Bagaimana Calya tak gelisah, seharusnya saat ini Dirga sudah tiba di Jakarta dan semestinya sudah memberinya kabar. Hatinya yang resah membuat udara malam ini terasa panas baginya. Calya pun melangkahkan kakinya keluar ke teras rumah. Ditatapnya langit berharap bintang-bintang dapat menghiburnya malam ini.

Criiitttt.... Pip ... pip... pip....

Suara rem sepeda motor disertai bunyi klaksonnya tiba-tiba mengagetkan Calya dari lamunannya. Calya pun menengok ke arah sepeda motor itu. Sesosok pria turun dan kemudian membuka helmnya.

"Hai Ibu Dirga, kok malam-malam begini melamun di teras sendiri sih?" Pria itu menyapa Calya.

"Kamu?! Eh...maaf Bapak?" Calya nampak salah tingkah setelah menyadari yang datang adalah pria yang pernah beradu mulut dengannya di jalanan, yang ternyata adalah atasan bidang suaminya di kantor. "Saya tidak melamun kok, hanya di dalam agak panas jadi cari angin di luar."

"Tapi kok nyari anginnya sendiri aja?
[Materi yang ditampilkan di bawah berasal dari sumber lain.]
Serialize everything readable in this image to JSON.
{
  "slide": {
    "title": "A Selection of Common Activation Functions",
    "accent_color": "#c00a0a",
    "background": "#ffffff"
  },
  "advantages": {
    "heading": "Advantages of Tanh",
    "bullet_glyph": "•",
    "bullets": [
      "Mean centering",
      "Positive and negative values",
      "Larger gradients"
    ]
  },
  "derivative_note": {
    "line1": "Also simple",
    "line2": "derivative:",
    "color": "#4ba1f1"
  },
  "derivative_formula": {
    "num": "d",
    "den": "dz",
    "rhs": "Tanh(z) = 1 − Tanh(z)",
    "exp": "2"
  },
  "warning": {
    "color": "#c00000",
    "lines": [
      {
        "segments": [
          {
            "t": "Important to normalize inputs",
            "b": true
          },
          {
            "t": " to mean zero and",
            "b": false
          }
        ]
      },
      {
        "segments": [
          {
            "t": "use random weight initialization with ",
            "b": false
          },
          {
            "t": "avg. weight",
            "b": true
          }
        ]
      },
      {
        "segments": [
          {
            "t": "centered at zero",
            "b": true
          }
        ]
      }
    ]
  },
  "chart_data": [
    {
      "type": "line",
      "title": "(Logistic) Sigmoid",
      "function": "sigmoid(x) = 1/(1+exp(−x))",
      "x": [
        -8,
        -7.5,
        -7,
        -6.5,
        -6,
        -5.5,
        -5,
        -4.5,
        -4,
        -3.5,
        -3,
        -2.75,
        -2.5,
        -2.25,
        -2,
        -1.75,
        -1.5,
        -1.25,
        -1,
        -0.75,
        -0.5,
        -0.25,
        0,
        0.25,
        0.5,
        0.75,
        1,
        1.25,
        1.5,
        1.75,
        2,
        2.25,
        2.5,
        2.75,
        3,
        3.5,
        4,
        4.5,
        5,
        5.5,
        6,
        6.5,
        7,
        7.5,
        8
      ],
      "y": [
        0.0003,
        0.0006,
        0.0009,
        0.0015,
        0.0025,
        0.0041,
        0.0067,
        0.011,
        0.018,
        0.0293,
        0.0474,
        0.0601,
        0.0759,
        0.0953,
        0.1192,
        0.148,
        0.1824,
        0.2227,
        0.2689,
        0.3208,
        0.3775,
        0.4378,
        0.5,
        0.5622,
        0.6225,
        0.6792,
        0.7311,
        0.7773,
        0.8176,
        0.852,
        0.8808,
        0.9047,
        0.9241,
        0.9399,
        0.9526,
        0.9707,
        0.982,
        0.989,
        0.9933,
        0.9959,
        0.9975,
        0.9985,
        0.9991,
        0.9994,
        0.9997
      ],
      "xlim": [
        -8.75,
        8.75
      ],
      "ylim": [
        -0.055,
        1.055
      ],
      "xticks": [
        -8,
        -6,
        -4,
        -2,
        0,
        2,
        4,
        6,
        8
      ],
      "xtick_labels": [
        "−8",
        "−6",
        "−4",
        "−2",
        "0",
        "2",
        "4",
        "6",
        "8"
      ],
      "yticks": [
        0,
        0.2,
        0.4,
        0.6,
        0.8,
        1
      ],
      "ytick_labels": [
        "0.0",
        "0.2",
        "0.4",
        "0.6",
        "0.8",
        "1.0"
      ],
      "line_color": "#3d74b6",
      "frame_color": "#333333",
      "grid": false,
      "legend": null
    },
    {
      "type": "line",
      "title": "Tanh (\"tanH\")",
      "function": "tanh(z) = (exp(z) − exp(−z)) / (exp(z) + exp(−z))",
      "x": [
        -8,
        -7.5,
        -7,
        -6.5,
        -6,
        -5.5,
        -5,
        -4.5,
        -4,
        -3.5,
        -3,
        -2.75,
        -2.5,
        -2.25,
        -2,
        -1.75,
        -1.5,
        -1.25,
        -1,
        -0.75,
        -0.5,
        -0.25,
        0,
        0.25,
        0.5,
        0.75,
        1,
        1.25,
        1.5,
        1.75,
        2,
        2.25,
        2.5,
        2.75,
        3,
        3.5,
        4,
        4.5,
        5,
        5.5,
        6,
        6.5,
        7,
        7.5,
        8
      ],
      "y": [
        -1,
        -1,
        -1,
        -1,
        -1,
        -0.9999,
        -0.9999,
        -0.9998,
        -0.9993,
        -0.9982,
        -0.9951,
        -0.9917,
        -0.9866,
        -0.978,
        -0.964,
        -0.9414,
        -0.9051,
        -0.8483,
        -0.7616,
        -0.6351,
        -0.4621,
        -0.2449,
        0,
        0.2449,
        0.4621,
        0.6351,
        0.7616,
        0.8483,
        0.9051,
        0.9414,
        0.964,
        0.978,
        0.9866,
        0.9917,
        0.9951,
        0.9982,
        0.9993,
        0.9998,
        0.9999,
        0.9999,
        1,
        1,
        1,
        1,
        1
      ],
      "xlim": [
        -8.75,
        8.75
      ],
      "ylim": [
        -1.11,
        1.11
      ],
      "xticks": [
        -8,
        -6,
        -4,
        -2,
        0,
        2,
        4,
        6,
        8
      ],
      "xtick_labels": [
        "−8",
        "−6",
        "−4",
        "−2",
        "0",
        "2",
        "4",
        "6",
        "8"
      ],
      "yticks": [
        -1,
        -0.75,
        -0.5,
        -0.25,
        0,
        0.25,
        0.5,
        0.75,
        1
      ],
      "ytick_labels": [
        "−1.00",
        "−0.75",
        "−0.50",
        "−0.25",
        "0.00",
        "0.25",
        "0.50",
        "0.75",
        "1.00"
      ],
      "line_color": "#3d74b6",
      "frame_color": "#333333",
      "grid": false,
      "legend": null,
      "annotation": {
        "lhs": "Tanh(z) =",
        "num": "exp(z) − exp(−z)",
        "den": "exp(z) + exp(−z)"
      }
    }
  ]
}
Dirga gak nemenin?"

"Dirga kan sedang dinas ke Jakarta, Pak."

"Dinas ke Jakarta? Dalam rangka apa ya? Kok aku gak tahu sih?"

"Lho masa sih Bapak gak tahu? Tapi katanya sih memang mendadak, tadi pagi dapat telepon terus sorenya berangkat."

"Oh begitu ya." Praba nampak mengernyitkan keningnya, seperti ada sesuatu yang mengganjal di benaknya, namun ia tak ingin melanjutkan obrolan tentang kepergian Dirga ke Jakarta.

"Bapak sendiri ngapain malam-malam ke sini?"

"Ibu Dirga ini masih sinis saja ke saya. Saya mau ngecek rumah sebelah, mulai besok saya pindah ke rumah itu biar lebih dekat ke kantor. Rumah dinas saya yang sekarang agak jauh, lagipula saya kan sendiri, jadi kalau tinggal di sini bisa ada teman ngobrol."

"Sinis? Perasaan Bapak saja kali. Saya biasa saja kok, lagian saya juga sudah lupa dengan kejadian waktu itu."

"Sudah lupa tapi kok disebut? Ya sudah Bu Dirga, saya mau masuk ke rumah itu dulu, mau ngecek kondisinya dulu." Praba berkata sambil berlalu menuju rumah dinas yang berada persis di sebelah rumah yang ditempati Dirga dan Calya.

"Hati-hati lho Pak, rumah itu sudah lama kosong. Biasanya rumah kosong itu banyak penampakannya." Calya berbicara sembari melirik ke arah Praba yang sedang berjalan. Mendengar ucapan Calya, seketika Praba memalingkan wajahnya pada Calya. Terkejut mendapat tatapan dari Praba, Calya segera membalikkan badannya dan masuk ke dalam rumah serta menutup pintunya. Praba kemudian tersenyum dan menggeleng-gelengkan kepalanya.

Calya yang sudah berada di dalam rumah sejenak mengintip dari tirai jendela, dilihatnya Praba sudah masuk ke dalam rumah itu, lampu-lampu di dalamnya pun sudah tampak menyala. Calya kembali menatap layar ponselnya, dipencetnya kembali nomor telepon Dirga, tetapi tetap saja hanya suara operator yang didengarnya.

***

"Awww... Ahh..." Haira nampak memegang dadanya, suara nafasnya seperti tersengal-sengal.

"Haira! Haira... Kamu kenapa? Haira!!!" Dirga segera berlari dari arah westafel ke tempat tidur Haira. Suara teriakan Dirga yang agak keras terdengar hingga ke luar kamar. Pak Broto, Bu Broto dan Mirna segera masuk ke dalam kamar.

"Ada apa Nak Dirga? Haira kenapa?" Tanya Pak Broto.

"Astaga, Mirna cepat tekan tombolnya, panggil dokter kemari." Bu Broto kaget setelah melihat Haira yang kesusahan bernafas. Mirna segera menekan tombol yabg berada di sisi atas tempat tidur. Tak lama kemudian seorang pria berpakaian dokter dan seorang wanita berpakaian perawat masuk ke dalam kamar.

"Dokter, tolong lihat Haira dia seperti sesak nafas lagi." Kata Pak Broto saat melihat dokter dan perawat itu masuk.

"Coba saya cek. Baiklah, Bapak dan Ibu semua tolong keluar sebentar, Saya akan memeriksa kondisi pasien dulu."

Mereka semua yang berada di dalam kamar itu pun keluar kecuali dokter dan perawat tadi. Sekitar lima belas menit dokter dan perawat itu melakukan pemeriksaan dan tindakan kepada Haira, dan kini mereka pun keluar dari kamar itu.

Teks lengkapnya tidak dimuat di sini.